I’ve a few theories to explain all this, though I’ve no idea which is correct. For a while I’ve assumed it’s about sincerity. When Sadiq Khan mentions his dad’s bus for the 257th time in a day, he does it with a wink to the audience, making a crack about the fact he won’t stop going on about it. That way, the message gets through to the punters at home who are only half listening, but the bored lobby hacks who’ve heard this routine two dozen times before feel they’re in the joke.
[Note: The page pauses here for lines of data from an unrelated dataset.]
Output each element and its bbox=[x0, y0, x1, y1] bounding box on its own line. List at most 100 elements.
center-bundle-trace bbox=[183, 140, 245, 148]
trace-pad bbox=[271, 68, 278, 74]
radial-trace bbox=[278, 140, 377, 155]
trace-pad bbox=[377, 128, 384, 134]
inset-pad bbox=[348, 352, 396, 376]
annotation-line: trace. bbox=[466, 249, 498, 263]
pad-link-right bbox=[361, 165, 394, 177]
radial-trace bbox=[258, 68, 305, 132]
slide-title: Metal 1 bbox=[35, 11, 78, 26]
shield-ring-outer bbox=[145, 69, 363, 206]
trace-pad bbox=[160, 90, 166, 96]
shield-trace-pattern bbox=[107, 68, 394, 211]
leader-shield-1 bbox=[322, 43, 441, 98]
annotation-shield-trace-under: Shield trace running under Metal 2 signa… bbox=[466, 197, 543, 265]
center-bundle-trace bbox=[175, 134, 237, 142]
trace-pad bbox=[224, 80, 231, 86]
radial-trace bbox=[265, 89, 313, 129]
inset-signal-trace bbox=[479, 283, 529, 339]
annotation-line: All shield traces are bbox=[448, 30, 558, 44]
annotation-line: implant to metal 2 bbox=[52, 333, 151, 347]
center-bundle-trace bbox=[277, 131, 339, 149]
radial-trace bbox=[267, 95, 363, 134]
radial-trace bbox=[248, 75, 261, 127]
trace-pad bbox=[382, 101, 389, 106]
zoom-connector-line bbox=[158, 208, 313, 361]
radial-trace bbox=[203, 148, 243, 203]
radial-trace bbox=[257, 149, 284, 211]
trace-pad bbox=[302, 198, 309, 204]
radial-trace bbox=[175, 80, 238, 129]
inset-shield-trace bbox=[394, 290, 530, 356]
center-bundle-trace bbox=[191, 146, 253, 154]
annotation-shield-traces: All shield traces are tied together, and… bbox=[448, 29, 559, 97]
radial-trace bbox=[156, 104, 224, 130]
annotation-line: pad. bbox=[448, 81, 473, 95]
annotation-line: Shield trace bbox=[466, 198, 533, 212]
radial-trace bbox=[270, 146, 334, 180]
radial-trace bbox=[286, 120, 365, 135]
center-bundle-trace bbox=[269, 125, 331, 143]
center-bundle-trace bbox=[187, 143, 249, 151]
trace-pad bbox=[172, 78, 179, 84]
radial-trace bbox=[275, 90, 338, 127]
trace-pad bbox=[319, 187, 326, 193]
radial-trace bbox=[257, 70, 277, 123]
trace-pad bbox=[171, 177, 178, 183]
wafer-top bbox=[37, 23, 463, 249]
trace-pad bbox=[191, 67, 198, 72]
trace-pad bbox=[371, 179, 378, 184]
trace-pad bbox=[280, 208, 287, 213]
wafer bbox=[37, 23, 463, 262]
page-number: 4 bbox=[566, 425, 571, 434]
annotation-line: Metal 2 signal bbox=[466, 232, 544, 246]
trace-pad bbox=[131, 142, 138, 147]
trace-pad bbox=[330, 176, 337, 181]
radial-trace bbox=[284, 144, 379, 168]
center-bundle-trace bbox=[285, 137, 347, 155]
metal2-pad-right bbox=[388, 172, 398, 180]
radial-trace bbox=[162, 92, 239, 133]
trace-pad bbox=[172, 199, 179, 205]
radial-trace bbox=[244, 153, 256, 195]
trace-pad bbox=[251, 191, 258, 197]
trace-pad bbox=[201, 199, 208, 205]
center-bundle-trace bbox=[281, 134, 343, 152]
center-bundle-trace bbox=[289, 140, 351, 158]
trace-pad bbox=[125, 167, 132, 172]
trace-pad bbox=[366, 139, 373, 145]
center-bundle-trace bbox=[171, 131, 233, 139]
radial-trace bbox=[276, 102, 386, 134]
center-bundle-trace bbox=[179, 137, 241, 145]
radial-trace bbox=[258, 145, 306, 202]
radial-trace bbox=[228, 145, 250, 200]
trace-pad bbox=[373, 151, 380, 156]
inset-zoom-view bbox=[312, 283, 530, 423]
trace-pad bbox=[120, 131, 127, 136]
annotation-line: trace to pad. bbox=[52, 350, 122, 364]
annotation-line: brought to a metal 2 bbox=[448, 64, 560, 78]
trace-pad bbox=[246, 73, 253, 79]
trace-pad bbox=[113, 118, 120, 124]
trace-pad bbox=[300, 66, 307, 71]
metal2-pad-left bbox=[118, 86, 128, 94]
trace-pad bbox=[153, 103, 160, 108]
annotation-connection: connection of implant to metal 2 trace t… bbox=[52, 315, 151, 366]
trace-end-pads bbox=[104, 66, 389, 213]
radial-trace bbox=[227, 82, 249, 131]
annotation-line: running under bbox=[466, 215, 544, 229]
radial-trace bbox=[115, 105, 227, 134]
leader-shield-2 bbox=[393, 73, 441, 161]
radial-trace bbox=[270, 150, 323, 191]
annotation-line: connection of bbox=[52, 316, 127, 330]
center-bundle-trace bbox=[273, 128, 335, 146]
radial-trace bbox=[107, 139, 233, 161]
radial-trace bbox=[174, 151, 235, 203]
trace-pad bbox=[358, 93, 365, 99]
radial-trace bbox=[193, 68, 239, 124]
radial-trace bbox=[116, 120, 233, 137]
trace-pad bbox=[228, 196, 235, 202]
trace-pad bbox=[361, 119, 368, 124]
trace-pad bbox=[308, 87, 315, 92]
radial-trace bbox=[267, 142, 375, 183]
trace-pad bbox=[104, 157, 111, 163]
Burnham, it seems to me, lacks this lightness of touch: when he won’t stop banging on about the fact he grew up in the north, it feels uncomfortably like he means it. And to take yourself seriously in politics is sometimes to invite others to make jokes at your expense.

Then again, perhaps the problem is that Burnham isn’t quite sincere enough. Sadiq Khan genuinely is the son of a bus-driving immigrant: he may keep going on about it, but it is at least true. Burnham’s “just a northern lad” narrative is true, too, but excludes some crucial facts: that he went to Cambridge, and was working in Parliament aged 24. Perhaps that shouldn’t change how we interpret his story; but I fear, nonetheless, it does.

Maybe that’s not it, though: maybe I’m just another London media snob. Because Burnham did grow up at the disadvantaged end of the country, a region where, for too many people, chasing opportunities means leaving. The idea London is a city where the son of a bus driver can become mayor flatters our metropolitan self-image; the idea that a northerner who wants to build a career in politics has to head south at the earliest opportunity does the opposite. 

So if we roll our eyes when Burnham talks about the north, perhaps that reflects badly on us, not him: the opposite of northern chippiness is southern snobbery.

There’s one last possibility for why we may rate Sadiq Khan more highly than Andy Burnham: Sadiq Khan won. We can titter a little at the jokes and the fibs but he is, nonetheless, mayor of London. Andy Burnham is just the bloke who lost two Labour leadership campaigns.

At least – for now. In six weeks time, he’s highly likely to the first mayor of Greater Manchester. Slipperiness is not the worst quality in a mayor; and so much of the job will be about banging the drum for the city, and the region, that Burnham’s tendency to wear his northernness on his sleeve will be a positive boon.

Sadiq Khan’s stature has grown because the fact he became London’s mayor seems to say something, about the kind of city London is and the kind we want it to be. Perhaps, after May, Andy Burnham can do the same for the north – and the north can do the same for Andy Burnham.